In 1808 he published his Histoire des phlegmasies ou inflammations chroniques [History of phlegmasias or chronic inflammations]; and in Examen de la doctrine médicale généralement adopte [Examination of the generally adopted medical doctrine], which brought the opposition of the medical faculty of Paris. In 1828 he published a work De l'irritation et de la folie [On irritation and madness]. When he became ill with indigestion, Broussais applied 50–60 leeches throughout his body approximately 15 times.

== Theory of medicine ==
Disagreeing with many of his predecessors, such as Laennec, Bayle, and Louis, Broussais believed in the importance of physiology. He believed that diseases occurred when normal functions failed or were modified. Broussais' theory, known as medical physiology, argued that some diseases are just a result of irritation due to excitation or stimulation. This medical physiology became the most popular form of medical theory in Paris in the 19th century. It is believed that irritation then caused inflammation, which primarily occurred at the gastrointestinal tract in most diseases.
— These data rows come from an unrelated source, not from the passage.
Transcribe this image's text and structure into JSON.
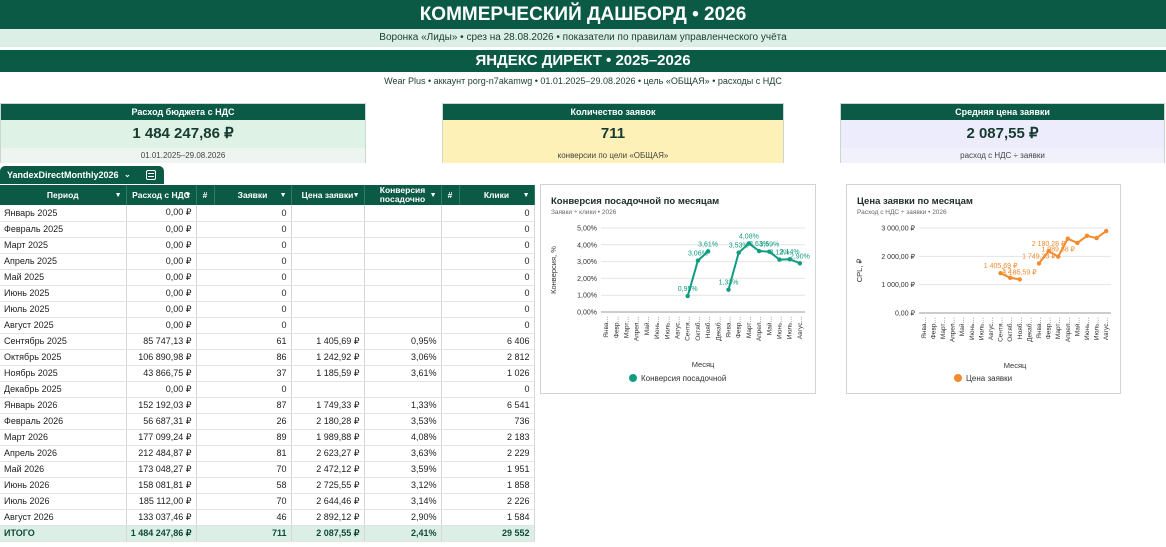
{
  "header": {
    "title": "КОММЕРЧЕСКИЙ ДАШБОРД • 2026",
    "subtitle": "Воронка «Лиды» • срез на 28.08.2026 • показатели по правилам управленческого учёта",
    "section_title": "ЯНДЕКС ДИРЕКТ • 2025–2026",
    "section_subtitle": "Wear Plus • аккаунт porg-n7akamwg • 01.01.2025–29.08.2026 • цель «ОБЩАЯ» • расходы с НДС"
  },
  "kpis": [
    {
      "label": "Расход бюджета с НДС",
      "value": "1 484 247,86 ₽",
      "note": "01.01.2025–29.08.2026"
    },
    {
      "label": "Количество заявок",
      "value": "711",
      "note": "конверсии по цели «ОБЩАЯ»"
    },
    {
      "label": "Средняя цена заявки",
      "value": "2 087,55 ₽",
      "note": "расход с НДС ÷ заявки"
    }
  ],
  "sheet_tab": {
    "name": "YandexDirectMonthly2026",
    "arrow": "⌄"
  },
  "table": {
    "headers": [
      "Период",
      "Расход с НДС",
      "#",
      "Заявки",
      "Цена заявки",
      "Конверсия посадочно",
      "#",
      "Клики"
    ],
    "rows": [
      [
        "Январь 2025",
        "0,00 ₽",
        "0",
        "",
        "",
        "0"
      ],
      [
        "Февраль 2025",
        "0,00 ₽",
        "0",
        "",
        "",
        "0"
      ],
      [
        "Март 2025",
        "0,00 ₽",
        "0",
        "",
        "",
        "0"
      ],
      [
        "Апрель 2025",
        "0,00 ₽",
        "0",
        "",
        "",
        "0"
      ],
      [
        "Май 2025",
        "0,00 ₽",
        "0",
        "",
        "",
        "0"
      ],
      [
        "Июнь 2025",
        "0,00 ₽",
        "0",
        "",
        "",
        "0"
      ],
      [
        "Июль 2025",
        "0,00 ₽",
        "0",
        "",
        "",
        "0"
      ],
      [
        "Август 2025",
        "0,00 ₽",
        "0",
        "",
        "",
        "0"
      ],
      [
        "Сентябрь 2025",
        "85 747,13 ₽",
        "61",
        "1 405,69 ₽",
        "0,95%",
        "6 406"
      ],
      [
        "Октябрь 2025",
        "106 890,98 ₽",
        "86",
        "1 242,92 ₽",
        "3,06%",
        "2 812"
      ],
      [
        "Ноябрь 2025",
        "43 866,75 ₽",
        "37",
        "1 185,59 ₽",
        "3,61%",
        "1 026"
      ],
      [
        "Декабрь 2025",
        "0,00 ₽",
        "0",
        "",
        "",
        "0"
      ],
      [
        "Январь 2026",
        "152 192,03 ₽",
        "87",
        "1 749,33 ₽",
        "1,33%",
        "6 541"
      ],
      [
        "Февраль 2026",
        "56 687,31 ₽",
        "26",
        "2 180,28 ₽",
        "3,53%",
        "736"
      ],
      [
        "Март 2026",
        "177 099,24 ₽",
        "89",
        "1 989,88 ₽",
        "4,08%",
        "2 183"
      ],
      [
        "Апрель 2026",
        "212 484,87 ₽",
        "81",
        "2 623,27 ₽",
        "3,63%",
        "2 229"
      ],
      [
        "Май 2026",
        "173 048,27 ₽",
        "70",
        "2 472,12 ₽",
        "3,59%",
        "1 951"
      ],
      [
        "Июнь 2026",
        "158 081,81 ₽",
        "58",
        "2 725,55 ₽",
        "3,12%",
        "1 858"
      ],
      [
        "Июль 2026",
        "185 112,00 ₽",
        "70",
        "2 644,46 ₽",
        "3,14%",
        "2 226"
      ],
      [
        "Август 2026",
        "133 037,46 ₽",
        "46",
        "2 892,12 ₽",
        "2,90%",
        "1 584"
      ]
    ],
    "total": [
      "ИТОГО",
      "1 484 247,86 ₽",
      "711",
      "2 087,55 ₽",
      "2,41%",
      "29 552"
    ]
  },
  "chart_data": [
    {
      "type": "line",
      "title": "Конверсия посадочной по месяцам",
      "subtitle": "Заявки ÷ клики • 2026",
      "xlabel": "Месяц",
      "ylabel": "Конверсия, %",
      "ylim": [
        0,
        5
      ],
      "yticks": [
        "0,00%",
        "1,00%",
        "2,00%",
        "3,00%",
        "4,00%",
        "5,00%"
      ],
      "categories": [
        "Янва…",
        "Февр…",
        "Март…",
        "Апрел…",
        "Май…",
        "Июнь…",
        "Июль…",
        "Авгус…",
        "Сентя…",
        "Октяб…",
        "Нояб…",
        "Декаб…",
        "Янва…",
        "Февр…",
        "Март…",
        "Апрел…",
        "Май…",
        "Июнь…",
        "Июль…",
        "Авгус…"
      ],
      "series": [
        {
          "name": "Конверсия посадочной",
          "color": "#119c82",
          "values": [
            null,
            null,
            null,
            null,
            null,
            null,
            null,
            null,
            0.95,
            3.06,
            3.61,
            null,
            1.33,
            3.53,
            4.08,
            3.63,
            3.59,
            3.12,
            3.14,
            2.9
          ],
          "labels": [
            "",
            "",
            "",
            "",
            "",
            "",
            "",
            "",
            "0,95%",
            "3,06%",
            "3,61%",
            "",
            "1,33%",
            "3,53%",
            "4,08%",
            "3,63%",
            "3,59%",
            "3,12%",
            "3,14%",
            "2,90%"
          ]
        }
      ],
      "grid": true,
      "legend": "bottom"
    },
    {
      "type": "line",
      "title": "Цена заявки по месяцам",
      "subtitle": "Расход с НДС ÷ заявки • 2026",
      "xlabel": "Месяц",
      "ylabel": "CPL, ₽",
      "ylim": [
        0,
        3000
      ],
      "yticks": [
        "0,00 ₽",
        "1 000,00 ₽",
        "2 000,00 ₽",
        "3 000,00 ₽"
      ],
      "categories": [
        "Янва…",
        "Февр…",
        "Март…",
        "Апрел…",
        "Май…",
        "Июнь…",
        "Июль…",
        "Авгус…",
        "Сентя…",
        "Октяб…",
        "Нояб…",
        "Декаб…",
        "Янва…",
        "Февр…",
        "Март…",
        "Апрел…",
        "Май…",
        "Июнь…",
        "Июль…",
        "Авгус…"
      ],
      "series": [
        {
          "name": "Цена заявки",
          "color": "#f28a2e",
          "values": [
            null,
            null,
            null,
            null,
            null,
            null,
            null,
            null,
            1405.69,
            1242.92,
            1185.59,
            null,
            1749.33,
            2180.28,
            1989.88,
            2623.27,
            2472.12,
            2725.55,
            2644.46,
            2892.12
          ],
          "labels": [
            "",
            "",
            "",
            "",
            "",
            "",
            "",
            "",
            "1 405,69 ₽",
            "1 2…",
            "1 185,59 ₽",
            "",
            "1 749,33 ₽",
            "2 180,28 ₽",
            "1 989,88 ₽",
            "",
            "",
            "",
            "",
            ""
          ]
        }
      ],
      "grid": true,
      "legend": "bottom"
    }
  ]
}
Then, this irritation would pass to other organs "sympathetically". This led Broussais to believe that mild bloodletting could heal every illness. Broussais passionately advocated the use of leeches in bloodletting procedures, due to the belief that it was more gentle. With one particular patient, he prescribed around ninety leeches be placed over the body for this purpose. Additionally, Broussais believed that the ill were sthenic and needed to be prescribed sedatives.